(Этот парень окончательно съехал с катушек. Свихнулся, сбрендил…)
Со стороны это наверняка выглядело смешно — взрослый мужчина, высунув от усердия язык, замазывает лица на фотографиях в старых журналах…
Вот только почему-то Надежде было не до смеха. Слишком много всего навалилось сразу — сны, в которых не было ничего, кроме страха и боли, дом, что оживал на глазах и пытался вернуть давно ушедшее время, когда молоко разливали в смешные бутылки с крышечками из фольги, а в городском парке по воскресеньям играл духовой оркестр.
Надежда поежилась. Июнь подходил к концу, но эта ночь казалась вырванной из осени. И если закрыть глаза, то вполне можно представить, как шумит за окном ветер, и деревья в саду роняют желтые листья. Осенняя симфония умирающей природы.
(Ну, уж нет — эта июньская ночь принадлежит лету. Самому лучшему из времен, не считая, конечно весны…)
Надежда с трудом поднялась на ноги. Ее мутило…
Она проковыляла к корзине с грязным бельем, и, не глядя, вытащила свой старый, стиранный перестиранный халат. Не бог весть что, но кому, какое дело? Когда царит ночь, и за окном нехорошей улыбкой ощерилась луна, не имеет значение что на тебе. Куда важнее то, что таит в себе эта ночь!
(И кто знает, какие сюрпризы ожидают тебя этой ночью, детка!)
А еще в голове раненой птицей порхала одна и та же мысль.
(Беги, детка. Беги пока не поздно. Брось все, ради всего святого, и беги…)
Вот только куда деться от себя самой?
Сначала это было похоже на тихий шепот. Словно дом, рассказывал тихонько о том, что ему бы хотелось сделать с ней, с ее плотью.
(Высосать душу, выпить жизнь, не спеша, смакуя, капля за каплей…)
Надежда застыла, вслушиваясь в этот шепот. В нем было что-то… непристойное. Словно кто-то подсмотрел за тем, как она сидит, ерзая на унитазе, ожидая, когда освободится мочевой пузырь, и теперь пытается рассказать об этом всему свету.
Шепот становился все громче, настойчивее, и когда он обрел силу, стал более уверенным, Надежда поняла, что слышит голос мужа!
Он возился где-то рядом, не то в погребе, не то в омшанике.

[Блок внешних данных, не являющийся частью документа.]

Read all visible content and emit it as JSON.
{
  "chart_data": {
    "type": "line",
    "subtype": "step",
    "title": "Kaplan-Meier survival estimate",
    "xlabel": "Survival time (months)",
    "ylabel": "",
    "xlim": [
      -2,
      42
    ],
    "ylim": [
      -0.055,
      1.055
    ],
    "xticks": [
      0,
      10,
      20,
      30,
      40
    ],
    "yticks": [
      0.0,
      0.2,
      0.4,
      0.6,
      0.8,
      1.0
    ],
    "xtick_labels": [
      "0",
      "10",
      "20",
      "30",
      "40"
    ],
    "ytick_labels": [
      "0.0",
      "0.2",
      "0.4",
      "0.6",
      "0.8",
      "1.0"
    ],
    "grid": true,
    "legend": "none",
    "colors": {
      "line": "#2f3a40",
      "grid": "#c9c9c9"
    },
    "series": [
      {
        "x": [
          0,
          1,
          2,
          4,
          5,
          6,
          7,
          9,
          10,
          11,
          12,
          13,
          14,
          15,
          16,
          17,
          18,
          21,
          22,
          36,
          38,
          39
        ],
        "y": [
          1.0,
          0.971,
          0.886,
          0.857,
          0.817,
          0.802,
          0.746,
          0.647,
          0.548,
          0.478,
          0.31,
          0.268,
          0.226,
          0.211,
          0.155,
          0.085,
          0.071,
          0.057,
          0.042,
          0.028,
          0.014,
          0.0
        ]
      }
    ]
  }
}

Надежда подошла к дальней двери (той самой, что выходила в тамбур, за шторами) и прислонилась к ней, пытаясь расслышать, что же творится там, за ней.
(Черт, ничего не разобрать!)
Надежда прильнула к двери, на миг, ощутив ее неприятную прохладу, но через секунду совершенно позабыла об этом, поскольку там, за дверью, происходило что-то странное.
Шепот перешел в тягучее бормотание. Словно школьник зубрил домашнее задание, повторяя вслух ненавистные глаголы и деепричастия, вместо того, чтобы самозабвенно гонять со сверстниками мяч, и в этом бормотании было нечто такое, от чего хотелось забиться как можно скорее в самый дальний уголок, и съежиться, превратиться в маленький клубочек, чтобы только не видеть, не слышать, не ощущать того ужаса, что забирается в мозг, подчиняет душу и тело.
Слов было не разобрать. Какие-то обрывки фраз, словно Сергей пытался кому-то что-то рассказать, объяснить.
А потом ее накрыло, словно волной. Как будто мир качнулся, поднялся на дыбы. Ее бросило в сторону. Надежда больно ударилась плечом о холодный кафель, и заскулила от боли, пытаясь сохранить равновесие. Она уперлась рукой в стену, и мотнула головой, приходя в себя.
Внезапно дохнуло гарью. И откуда-то издали, явственно раздался тихий, тревожный перезвон колокольчиков.
Надежда судорожно сглотнуло. От запаха паленого кружилась голова, и снова подкатила рвота. Колокольчики стихли и вновь зазвучали, наполняя ночную тишину мелодичным звоном.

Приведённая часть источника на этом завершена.